There are a myriad of ways an entity with the resources of a nation-state can hurt bitcoin, even destroy it for all practical purposes.  Will they?  I think they will if it gets on their radar as anything other than a momentary blip.  To what extent will they go after it?  To whatever extent is necessary to remove the threat they think it poses to them.

From the article:
Quote
When the Shadowcrew investigation wrapped in October 2004 with the shuttering of the site — and the arrest of more than a dozen members — the Justice Department turned its sights on E-Gold. Its goal was to force the service to comply with regulations governing money-transmitting services like Western Union and Travelex. Federal regulations required those businesses to register with the Treasury Department’s Financial Crimes Enforcement Network (FinCEN), to be licensed in states that required it, to diligently authenticate the identity of customers and to file suspicious activity reports on shady-looking customers.
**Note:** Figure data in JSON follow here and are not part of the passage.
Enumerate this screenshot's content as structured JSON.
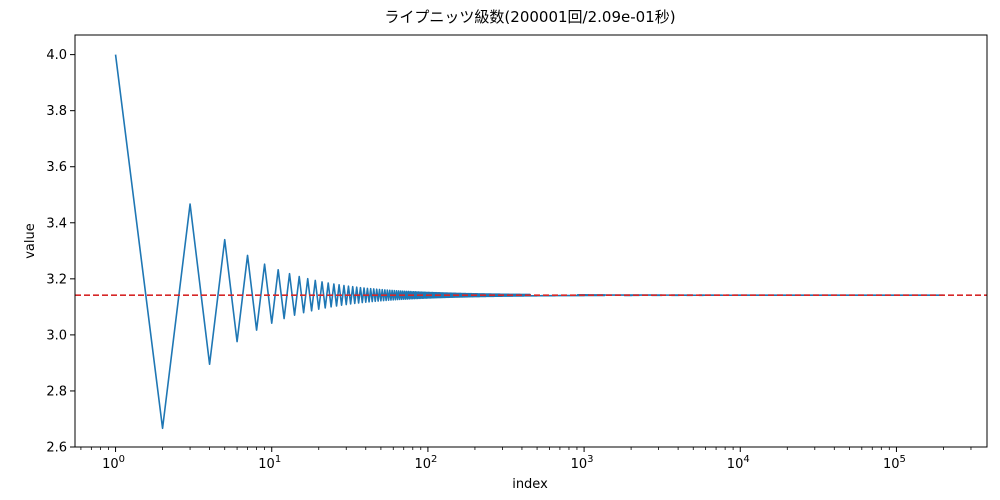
{
  "chart_data": {
    "type": "line",
    "title": "ライプニッツ級数(200001回/2.09e-01秒)",
    "xlabel": "index",
    "ylabel": "value",
    "x_scale": "log",
    "xlim": [
      0.55,
      380000
    ],
    "ylim": [
      2.6,
      4.07
    ],
    "y_ticks": [
      "2.6",
      "2.8",
      "3.0",
      "3.2",
      "3.4",
      "3.6",
      "3.8",
      "4.0"
    ],
    "x_ticks": [
      {
        "value": 1,
        "base": "10",
        "exp": "0"
      },
      {
        "value": 10,
        "base": "10",
        "exp": "1"
      },
      {
        "value": 100,
        "base": "10",
        "exp": "2"
      },
      {
        "value": 1000,
        "base": "10",
        "exp": "3"
      },
      {
        "value": 10000,
        "base": "10",
        "exp": "4"
      },
      {
        "value": 100000,
        "base": "10",
        "exp": "5"
      }
    ],
    "series": [
      {
        "color": "#1f77b4",
        "n_terms": 200001,
        "x": [
          1,
          2,
          3,
          4,
          5,
          6,
          7,
          8,
          9,
          10,
          11,
          12,
          13,
          14,
          15,
          16,
          17,
          18,
          19,
          20,
          30,
          50,
          100,
          200,
          500,
          1000,
          10000,
          200001
        ],
        "values": [
          4.0,
          2.667,
          3.467,
          2.895,
          3.34,
          2.976,
          3.284,
          3.017,
          3.252,
          3.042,
          3.232,
          3.058,
          3.218,
          3.07,
          3.208,
          3.079,
          3.2,
          3.086,
          3.194,
          3.092,
          3.108,
          3.122,
          3.132,
          3.137,
          3.14,
          3.141,
          3.1415,
          3.14159
        ]
      }
    ],
    "reference_line": {
      "y": 3.14159,
      "color": "#d62728",
      "style": "dashed"
    }
  }
}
But E-Gold wasn’t doing this.

This represents the nut of it.
so they will just say: bitcoins are illegal.
know what i would say: FUCK YOU. i live in europe, you can't touch me, im behind 5 proxys.

the main diffrences between bitcoin and e-gold is that bitcoin is decentralized, and backed by nothing.

They could do exactly that, and other things as well.  They could get the EU to pass similar laws, and EU would do it; they have anti-money-laundering interests too.  They can target the BTC/$ interfaces (the exchanges).  They can devote very significant CPU time to screwing with the bitcoin validation process.  These are just a few of the things they could do.  I'm sure their are tons more.

In short, while they can't really kill the underlying bitcoin algorithm, they can certainly apply enough leverage to destroy it's perceived value; destroy the 'general' confidence in the system, thus making the trade value zilch...or close enough to zilch so its not a threat.